You are on page 1of 8

Republic of the Philippines

State Universities and Colleges


GUIMARAS STATE COLLEGE
GRADUATE SCHOOL
McLain, Buenavista, Guimaras

Subject: ED 218 – SCHOOL FINANCE AND BUSINESS ADMINISTRATION


Topic: ED 218 – LONG RANGE BUDGETING
Professor: LENIE A. ADUANA, PhD
Reporter: JOEY V. FRANCISCO
Long Range Budgeting
A long-range budget or planning is defined as a systematic and formalized
process for purposefully directing and controlling future operations toward a desired
objective for periods extending beyond one year. Long-range budgets or plans are
neither described in precise terms, nor are they expected to be completely coordinated
future budgets. They cover specific areas, such as future sales, future production, long-
term capital expenditures, extensive research and development programmes, financial
requirements, profit forecast.
They evaluate the future implications associated with present decisions and help
management in making present decisions and select the most profitable alternative.
Long-range budgeting does not eliminate risk altogether: it only reduces the risk to a
level which does not hamper the production and achievement of company objectives.
There are many factors which are duly considered while preparing long-term
budgets, such as market trends, economic factors, growth of population, consumption
pattern, industrial production, national income, government’s economic and industrial
policy.
Fundamentally, long-term budgeting is
putting your strategic goals into numbers.
It’s a good prediction of what cash inflows
and outflows your organization will be
experiencing in the future. Periodically
compare actual results to what you
forecasted earlier, and adjust your budget
accordingly for the future. So, reviewing
your budget will reveal areas of your
business that are most and least profitable.
This gives you an indication of which
projects to drop and which need more
attention and resources. Long-range
budgeting is about changing the direction
of the organization to meet its long-term
goals and insulate it from the upheavals
that periodically affect the economy.
Republic of the Philippines
State Universities and Colleges
GUIMARAS STATE COLLEGE
GRADUATE SCHOOL
McLain, Buenavista, Guimaras

Techniques for Focusing Long-Range Thinking


Most companies are good at short-term planning and often have excellent
strategic plans but fail in the implementation. According to an article in the Harvard
Business Review on long-term success, it's because they don't adequately focus on
how to bring those new ideas and technologies onboard. Here are four techniques that
help focus long-range thinking.
a. Forecasting
Long-range planning activities and goals need to be specific. Actions
should be deliberate and focused, not rough cut or vague. At the same time, they
need to recognize the realties and vagaries of business life. The environment will
change and plans should not be immutable, but amended as and when
necessary.
b. Handle Uncertainty and Unexpected Change
The planning process should consider risk and structural uncertainties.
There are certain events that are simply unknowable, until they happen. To the
extent that's it possible, plans should be flexible and robust enough to handle
risk. Take small bites and don't expose your organization to unnecessary risk.
Use sophisticated analytics to determine the most appropriate business decisions
to achieve your strategic goals. Set targets that are feasible and realistic. Don't
be tempted to follow your gut by making grandiose plans which can never
succeed. Test all decisions using decision support software, such as prescriptive
analytics, that allows you to model how your business works.
It's important to think holistically, ensure you have adequate decision
support software and have integrated your long-range planning with your
budgeting process to avoid conflict and unrealistic goals.

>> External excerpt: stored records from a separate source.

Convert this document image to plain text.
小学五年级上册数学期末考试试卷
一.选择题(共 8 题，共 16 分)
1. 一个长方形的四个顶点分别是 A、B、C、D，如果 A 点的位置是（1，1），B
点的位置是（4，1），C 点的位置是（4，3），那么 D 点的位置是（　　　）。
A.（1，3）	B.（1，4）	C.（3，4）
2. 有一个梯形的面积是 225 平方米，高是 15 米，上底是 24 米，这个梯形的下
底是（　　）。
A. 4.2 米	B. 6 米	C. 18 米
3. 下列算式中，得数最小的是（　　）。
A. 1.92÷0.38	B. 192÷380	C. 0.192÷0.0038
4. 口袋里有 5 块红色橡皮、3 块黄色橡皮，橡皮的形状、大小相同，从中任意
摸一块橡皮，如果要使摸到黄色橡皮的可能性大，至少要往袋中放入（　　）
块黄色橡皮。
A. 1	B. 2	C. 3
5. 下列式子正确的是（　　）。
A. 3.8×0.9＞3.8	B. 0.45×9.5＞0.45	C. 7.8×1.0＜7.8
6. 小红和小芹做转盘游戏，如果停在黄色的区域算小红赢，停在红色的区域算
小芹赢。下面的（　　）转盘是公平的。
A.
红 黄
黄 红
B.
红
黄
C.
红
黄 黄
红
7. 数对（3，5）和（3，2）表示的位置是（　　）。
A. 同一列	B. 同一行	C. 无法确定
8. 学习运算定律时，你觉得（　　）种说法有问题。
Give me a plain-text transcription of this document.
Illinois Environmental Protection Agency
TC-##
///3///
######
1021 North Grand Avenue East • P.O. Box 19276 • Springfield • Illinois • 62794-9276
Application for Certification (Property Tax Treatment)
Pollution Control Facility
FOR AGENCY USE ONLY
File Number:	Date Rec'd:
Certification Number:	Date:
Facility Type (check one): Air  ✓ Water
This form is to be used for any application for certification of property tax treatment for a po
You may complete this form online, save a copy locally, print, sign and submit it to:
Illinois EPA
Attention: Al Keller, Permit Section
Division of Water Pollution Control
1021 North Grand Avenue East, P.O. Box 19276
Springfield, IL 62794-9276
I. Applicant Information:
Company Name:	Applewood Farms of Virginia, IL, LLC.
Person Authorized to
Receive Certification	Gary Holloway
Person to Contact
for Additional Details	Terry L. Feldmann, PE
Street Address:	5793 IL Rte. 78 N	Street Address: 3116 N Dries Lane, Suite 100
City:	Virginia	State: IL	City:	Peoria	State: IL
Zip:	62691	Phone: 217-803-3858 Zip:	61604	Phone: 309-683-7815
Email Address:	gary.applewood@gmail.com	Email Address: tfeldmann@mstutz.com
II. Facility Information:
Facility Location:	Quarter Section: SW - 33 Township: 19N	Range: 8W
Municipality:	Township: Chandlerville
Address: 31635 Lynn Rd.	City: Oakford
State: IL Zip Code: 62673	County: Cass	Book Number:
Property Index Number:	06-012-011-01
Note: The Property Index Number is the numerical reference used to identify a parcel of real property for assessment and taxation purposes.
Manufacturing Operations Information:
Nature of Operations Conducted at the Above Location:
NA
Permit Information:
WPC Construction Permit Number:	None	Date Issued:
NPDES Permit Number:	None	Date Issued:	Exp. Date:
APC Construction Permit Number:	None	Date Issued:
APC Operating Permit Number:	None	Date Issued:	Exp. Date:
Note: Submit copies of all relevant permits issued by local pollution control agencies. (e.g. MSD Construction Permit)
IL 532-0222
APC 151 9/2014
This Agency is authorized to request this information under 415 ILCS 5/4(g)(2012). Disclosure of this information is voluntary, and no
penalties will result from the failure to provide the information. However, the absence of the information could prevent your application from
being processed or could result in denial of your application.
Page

Steps in Long Range Budgeting


Beyond the annual budget cycle and multi-year capital plan, governments need
to identify long-term financial trends. Long-term financial planning involves projecting
revenues, expenses, and key factors that have a financial impact on the organization.
Understanding long-term trends and potential risk factors that may impact overall
financial sustainability allows the finance officer to proactively address these issues. A
long-term financial planning process allows decision-makers to focus on long-term
objectives, encourages strategic thinking, and promotes overall awareness for financial
literacy in an organization.
Republic of the Philippines
State Universities and Colleges
GUIMARAS STATE COLLEGE
GRADUATE SCHOOL
McLain, Buenavista, Guimaras

a. Reviewing the Strategic Plan


A financial planning process should start with a strategic plan. You must
know what you want to accomplish at the start of the new year. A series of
questions that may be necessary to understand what needs to be accomplished
may include the following:
 Is expansion necessary?
 Is more equipment needed?
 Is it necessary to hire more staff?
 Is any other new resource necessary?
 How will the plan impact the cash flow of the business?
 Is financing necessary? If yes, how much financing is optimum?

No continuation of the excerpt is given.